The vote was taken at a special congress meeting in Dublin. A clear two-thirds majority supported the motion to delete the rule. The meeting was held in camera and the outcome was decided by a show of hands.

Delegates from Tyrone, Antrim and Armagh are believed to have spoken out against the proposal. In total only six speakers participated in the discussion and after a debate, that lasted less than an hour and a half, the rule was deleted.

The GAA decision has been welcomed by politicians North and South of the border.

In a statement this evening, An Taoiseach Bertie Ahern said: “As a life-long and deeply committed supporter of the GAA, I genuinely believe that the time had come to take this significant step and I am pleased the Association has done so”.

Mr Ahern added that the Good Friday Agreement and the policing arrangements that are being put in place in the North are creating the environment where Nationalists and Unionists can live together on the basis of partnership and mutual respect.

The Tánaiste said that she hoped that the development would contribute significantly to the process of normalisation throughout the North. Mary Harney added: “I believe this move will act as a powerful stimulus to young Nationalists on both sides of the border to join the recently established Police Service of Northern Ireland”.

The Tánaiste also congratulated GAA President Séan McCague and his predecessor Joe McDonagh for their “initiative and leadership” in bringing this about.

The Fine Gael leader Michael Noonan said that as a life long follower of the GAA, he congratulated the Association for the “generosity and courage” of its decision to remove Rule 21. He added that he hopes the abolition of the rule would help to strengthen inter-community relations on the island.

The Northern Secretary, Dr John Reid described the GAA decision as “a progressive decision made by an association that plays a large and important role in community life North and South”.

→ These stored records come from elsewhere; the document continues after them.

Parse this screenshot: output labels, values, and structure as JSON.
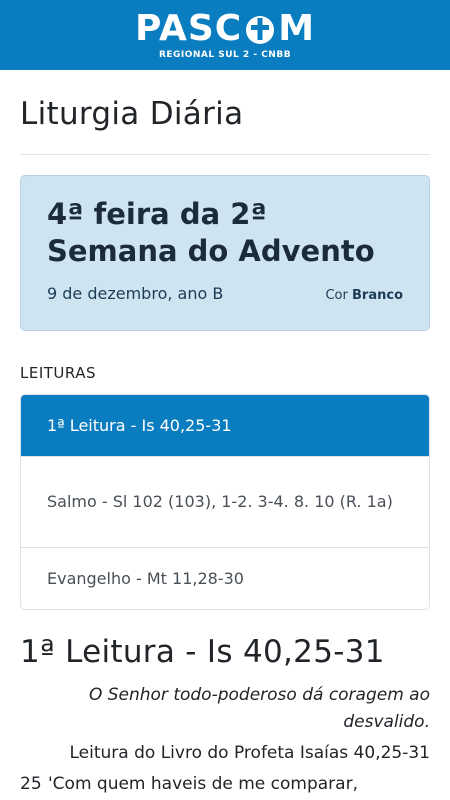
{
  "header": {
    "logo_text_left": "PASC",
    "logo_text_right": "M",
    "logo_subtitle": "REGIONAL SUL 2 - CNBB"
  },
  "page": {
    "title": "Liturgia Diária"
  },
  "day": {
    "title": "4ª feira da 2ª Semana do Advento",
    "date": "9 de dezembro, ano B",
    "color_label": "Cor",
    "color_value": "Branco"
  },
  "readings": {
    "section_label": "LEITURAS",
    "items": [
      {
        "label": "1ª Leitura - Is 40,25-31",
        "active": true
      },
      {
        "label": "Salmo - Sl 102 (103), 1-2. 3-4. 8. 10 (R. 1a)",
        "active": false
      },
      {
        "label": "Evangelho - Mt 11,28-30",
        "active": false
      }
    ]
  },
  "current_reading": {
    "heading": "1ª Leitura - Is 40,25-31",
    "subtitle": "O Senhor todo-poderoso dá coragem ao desvalido.",
    "intro": "Leitura do Livro do Profeta Isaías 40,25-31",
    "verse_number": "25",
    "verse_text": "'Com quem haveis de me comparar,"
  },
  "colors": {
    "brand_blue": "#0a7dc0",
    "card_bg": "#cfe4f1"
  }
}
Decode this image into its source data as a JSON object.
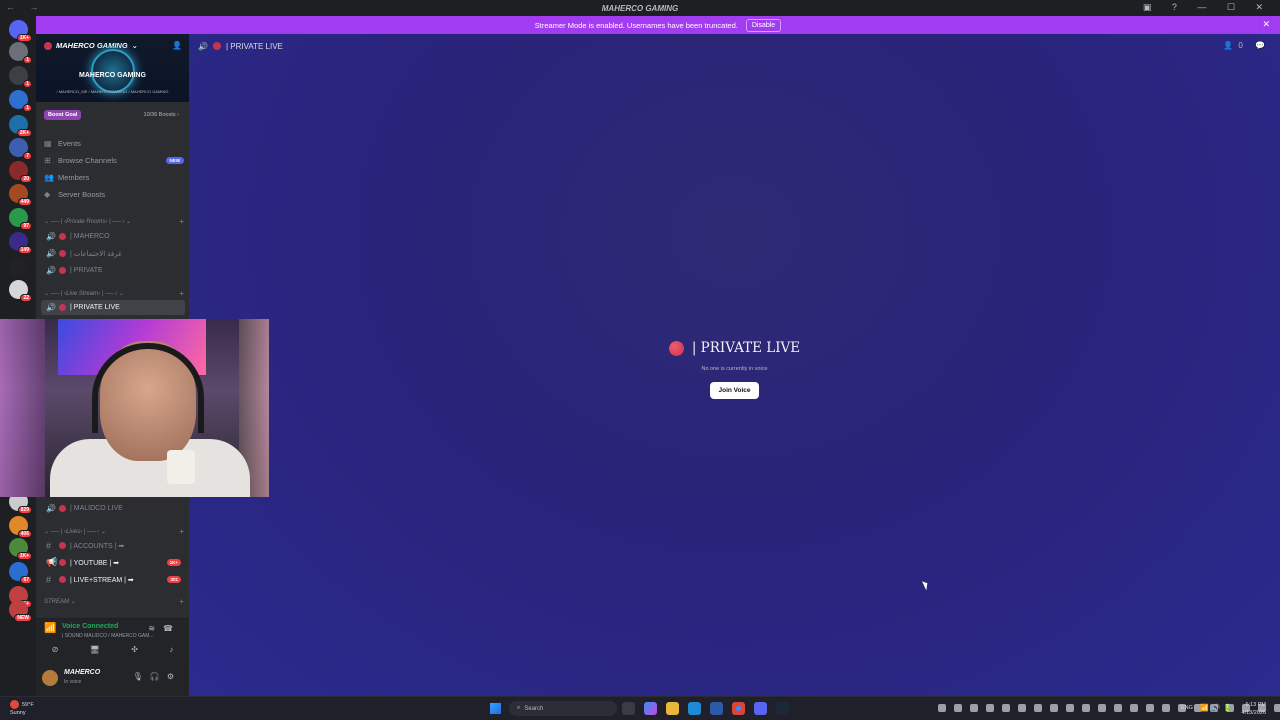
{
  "window": {
    "title": "MAHERCO GAMING",
    "nav": "← →",
    "controls": "▣ ? — ☐ ✕"
  },
  "banner": {
    "message": "Streamer Mode is enabled. Usernames have been truncated.",
    "disable_label": "Disable",
    "close": "✕"
  },
  "guilds": [
    {
      "badge": "1K+",
      "color": "#5865f2"
    },
    {
      "badge": "1",
      "color": "#6b6f77"
    },
    {
      "badge": "1",
      "color": "#3b3f46"
    },
    {
      "badge": "1",
      "color": "#2f6fd0"
    },
    {
      "badge": "2K+",
      "color": "#1d6fa8"
    },
    {
      "badge": "7",
      "color": "#3c5fb0"
    },
    {
      "badge": "20",
      "color": "#8a2a2a"
    },
    {
      "badge": "449",
      "color": "#a44a22"
    },
    {
      "badge": "97",
      "color": "#2a9a4a"
    },
    {
      "badge": "149",
      "color": "#3a2a8a"
    },
    {
      "badge": "",
      "color": "#222"
    },
    {
      "badge": "22",
      "color": "#d6d6d6"
    }
  ],
  "guilds_lower": [
    {
      "badge": "829",
      "color": "#ccc"
    },
    {
      "badge": "406",
      "color": "#e0882a"
    },
    {
      "badge": "1K+",
      "color": "#4a8a3a"
    },
    {
      "badge": "67",
      "color": "#2a6fd0"
    },
    {
      "badge": "9K+",
      "color": "#c04040"
    },
    {
      "badge": "NEW",
      "color": "#c04040"
    }
  ],
  "sidebar": {
    "server_name": "MAHERCO GAMING",
    "banner_text": "MAHERCO GAMING",
    "banner_sub": "/ MAHERCO_ME  /  MAHERCOGAMING  /  MAHERCO GAMING",
    "boost_goal": "Boost Goal",
    "boost_count": "10/36 Boosts",
    "menu": [
      {
        "icon": "calendar-icon",
        "glyph": "▦",
        "label": "Events"
      },
      {
        "icon": "browse-icon",
        "glyph": "⊞",
        "label": "Browse Channels",
        "badge": "NEW"
      },
      {
        "icon": "members-icon",
        "glyph": "👥",
        "label": "Members"
      },
      {
        "icon": "boost-icon",
        "glyph": "◆",
        "label": "Server Boosts"
      }
    ],
    "cat_private": "⌄ ── | ‹Private Rooms› | ── ‹ ⌄",
    "private_channels": [
      "| MAHERCO",
      "| غرفة الاجتماعات",
      "| PRIVATE"
    ],
    "cat_live": "⌄ ── | ‹Live Stream› | ── ‹ ⌄",
    "live_active": "| PRIVATE LIVE",
    "hidden_channel": "| MALIDCO LIVE",
    "cat_lives": "⌄ ── | ‹Lives› | ── ‹ ⌄",
    "text_channels": [
      {
        "label": "| ACCOUNTS | ➡",
        "badge": ""
      },
      {
        "label": "| YOUTUBE | ➡",
        "badge": "1K+"
      },
      {
        "label": "| LIVE+STREAM | ➡",
        "badge": "301"
      }
    ],
    "cat_stream": "STREAM ⌄",
    "voice": {
      "title": "Voice Connected",
      "subtitle": "| SOUND MALIDCO / MAHERCO GAM...",
      "signal": "📶"
    },
    "user": {
      "name": "MAHERCO",
      "status": "In voice"
    }
  },
  "main": {
    "channel_name": "| PRIVATE LIVE",
    "member_count": "0",
    "center_title": "| PRIVATE LIVE",
    "center_sub": "No one is currently in voice",
    "join_label": "Join Voice"
  },
  "taskbar": {
    "weather_temp": "59°F",
    "weather_desc": "Sunny",
    "search_placeholder": "Search",
    "lang": "ENG",
    "time": "6:13 PM",
    "date": "4/13/2026"
  }
}
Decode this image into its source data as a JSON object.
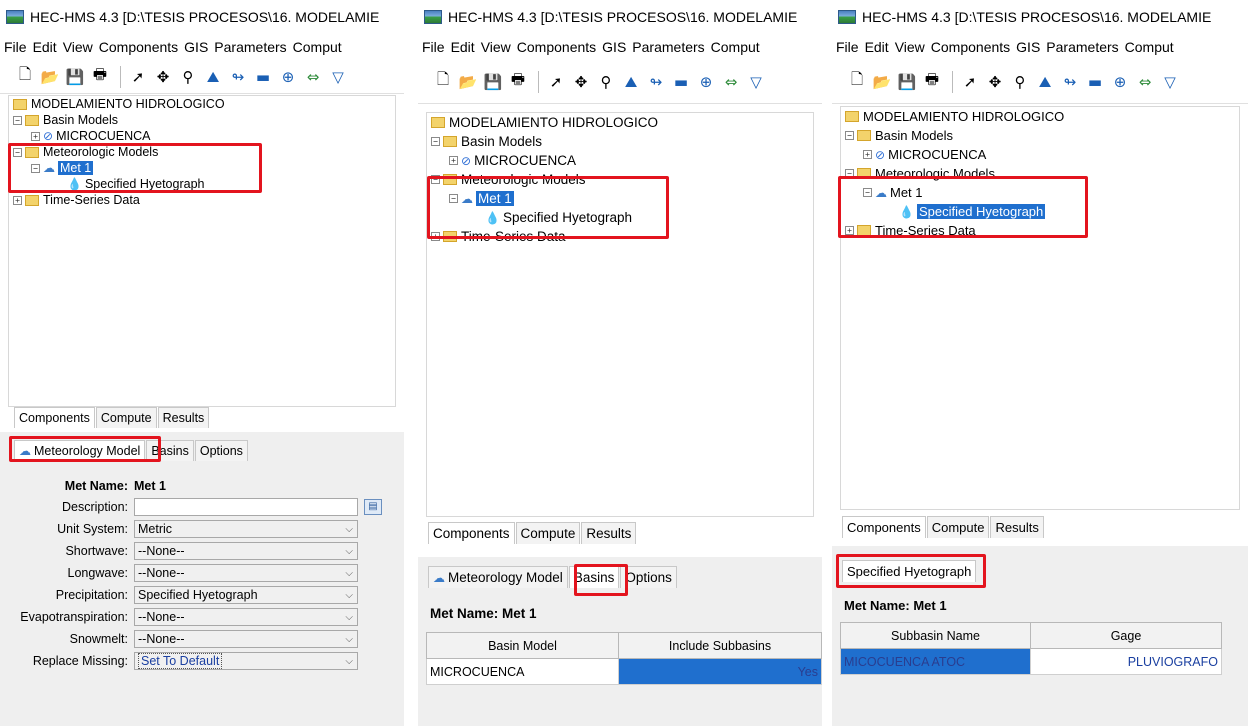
{
  "app": {
    "title": "HEC-HMS 4.3 [D:\\TESIS PROCESOS\\16. MODELAMIE",
    "menu": [
      "File",
      "Edit",
      "View",
      "Components",
      "GIS",
      "Parameters",
      "Comput"
    ]
  },
  "tree": {
    "root": "MODELAMIENTO HIDROLOGICO",
    "basin_models": "Basin Models",
    "microcuenca": "MICROCUENCA",
    "meteorologic_models": "Meteorologic Models",
    "met1": "Met 1",
    "specified_hyetograph": "Specified Hyetograph",
    "time_series": "Time-Series Data"
  },
  "nav_tabs": [
    "Components",
    "Compute",
    "Results"
  ],
  "panel1": {
    "editor_tabs": [
      "Meteorology Model",
      "Basins",
      "Options"
    ],
    "met_name_label": "Met Name:",
    "met_name_value": "Met 1",
    "fields": [
      {
        "label": "Description:",
        "value": ""
      },
      {
        "label": "Unit System:",
        "value": "Metric"
      },
      {
        "label": "Shortwave:",
        "value": "--None--"
      },
      {
        "label": "Longwave:",
        "value": "--None--"
      },
      {
        "label": "Precipitation:",
        "value": "Specified Hyetograph"
      },
      {
        "label": "Evapotranspiration:",
        "value": "--None--"
      },
      {
        "label": "Snowmelt:",
        "value": "--None--"
      },
      {
        "label": "Replace Missing:",
        "value": "Set To Default"
      }
    ]
  },
  "panel2": {
    "editor_tabs": [
      "Meteorology Model",
      "Basins",
      "Options"
    ],
    "met_name": "Met Name: Met 1",
    "columns": [
      "Basin Model",
      "Include Subbasins"
    ],
    "rows": [
      [
        "MICROCUENCA",
        "Yes"
      ]
    ]
  },
  "panel3": {
    "editor_tab": "Specified Hyetograph",
    "met_name": "Met Name: Met 1",
    "columns": [
      "Subbasin Name",
      "Gage"
    ],
    "rows": [
      [
        "MICOCUENCA ATOC",
        "PLUVIOGRAFO"
      ]
    ]
  },
  "colors": {
    "highlight_box": "#e3141e",
    "selection": "#1f6fce"
  }
}
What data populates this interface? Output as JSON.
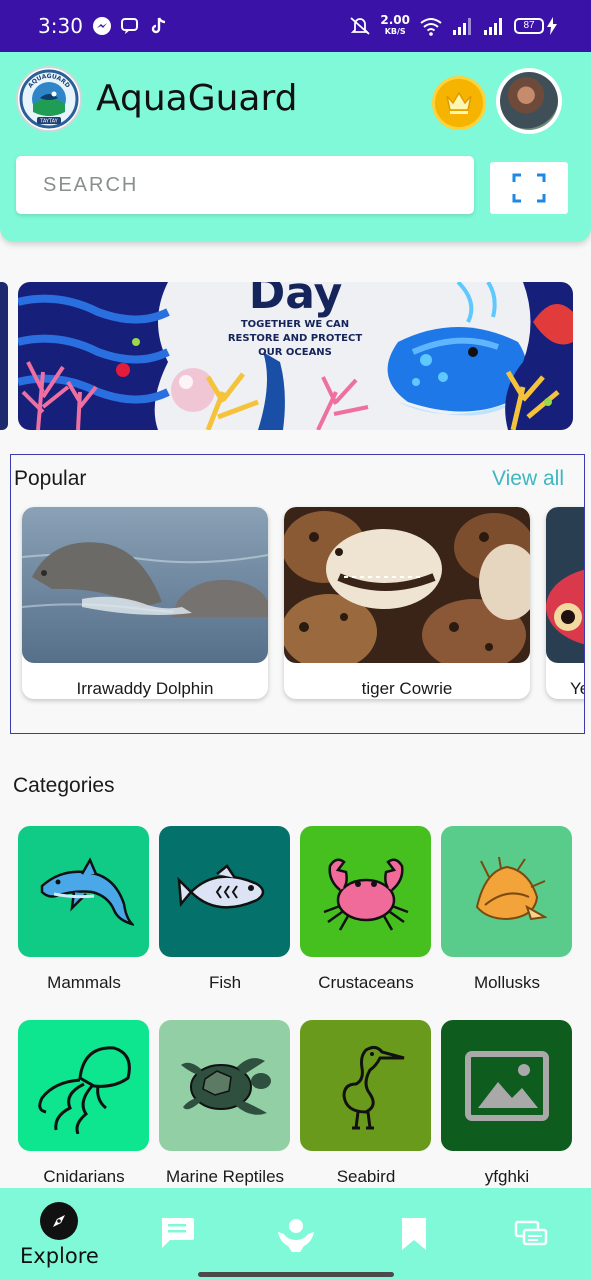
{
  "status_bar": {
    "time": "3:30",
    "net_speed": "2.00",
    "net_unit": "KB/S",
    "battery": "87",
    "icons": [
      "messenger-icon",
      "chat-icon",
      "tiktok-icon",
      "mute-icon",
      "wifi-icon",
      "signal-icon",
      "signal-icon",
      "battery-icon",
      "charging-icon"
    ]
  },
  "header": {
    "logo_text_top": "AQUAGUARD",
    "logo_text_bottom": "TAYTAY",
    "title": "AquaGuard",
    "search_placeholder": "SEARCH",
    "coin_icon": "crown-coin-icon",
    "scan_icon": "scan-frame-icon"
  },
  "banner": {
    "title": "Day",
    "subtitle": "TOGETHER WE CAN RESTORE AND PROTECT OUR OCEANS"
  },
  "popular": {
    "title": "Popular",
    "view_all": "View all",
    "items": [
      {
        "label": "Irrawaddy Dolphin"
      },
      {
        "label": "tiger Cowrie"
      },
      {
        "label": "Ye"
      }
    ]
  },
  "categories": {
    "title": "Categories",
    "items": [
      {
        "label": "Mammals",
        "color": "#0fcb85",
        "icon": "dolphin-icon"
      },
      {
        "label": "Fish",
        "color": "#04726b",
        "icon": "fish-icon"
      },
      {
        "label": "Crustaceans",
        "color": "#46c01e",
        "icon": "crab-icon"
      },
      {
        "label": "Mollusks",
        "color": "#59cc8c",
        "icon": "shell-icon"
      },
      {
        "label": "Cnidarians",
        "color": "#0de58f",
        "icon": "jellyfish-icon"
      },
      {
        "label": "Marine Reptiles",
        "color": "#93cfa4",
        "icon": "turtle-icon"
      },
      {
        "label": "Seabird",
        "color": "#6a9a1b",
        "icon": "heron-icon"
      },
      {
        "label": "yfghki",
        "color": "#0e5c1e",
        "icon": "image-placeholder-icon"
      }
    ]
  },
  "bottom_nav": {
    "items": [
      {
        "label": "Explore",
        "icon": "compass-icon",
        "active": true
      },
      {
        "label": "",
        "icon": "chat-bubble-icon",
        "active": false
      },
      {
        "label": "",
        "icon": "helping-hands-icon",
        "active": false
      },
      {
        "label": "",
        "icon": "bookmark-icon",
        "active": false
      },
      {
        "label": "",
        "icon": "messages-icon",
        "active": false
      }
    ]
  }
}
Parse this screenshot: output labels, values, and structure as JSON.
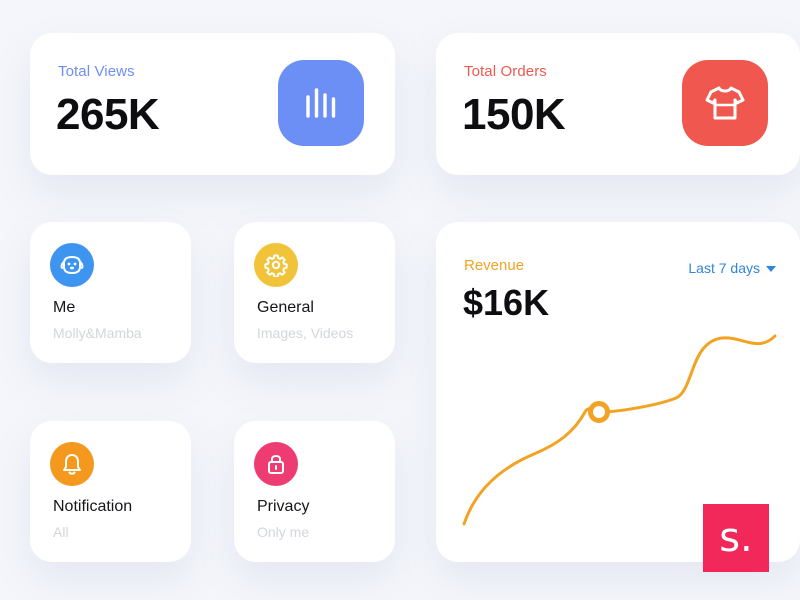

Stormont Sports Minister Michael McGimpsey said that the decision “comes at a time when we are moving forward on many fronts and will help us in our quest to build a conclusive society throughout Northern Ireland”.

Meanwhile, SDLP Deputy Leader, Bríd Rodgers called on all members of the GAA, including those who had reservations about the move, to respect and support the democratic decision taken to abolish Rule 21.

Mrs Rodgers said that in taking this decision the GAA had contributed enormously to the creation of an ambience within which a truly representative new policing service could take root.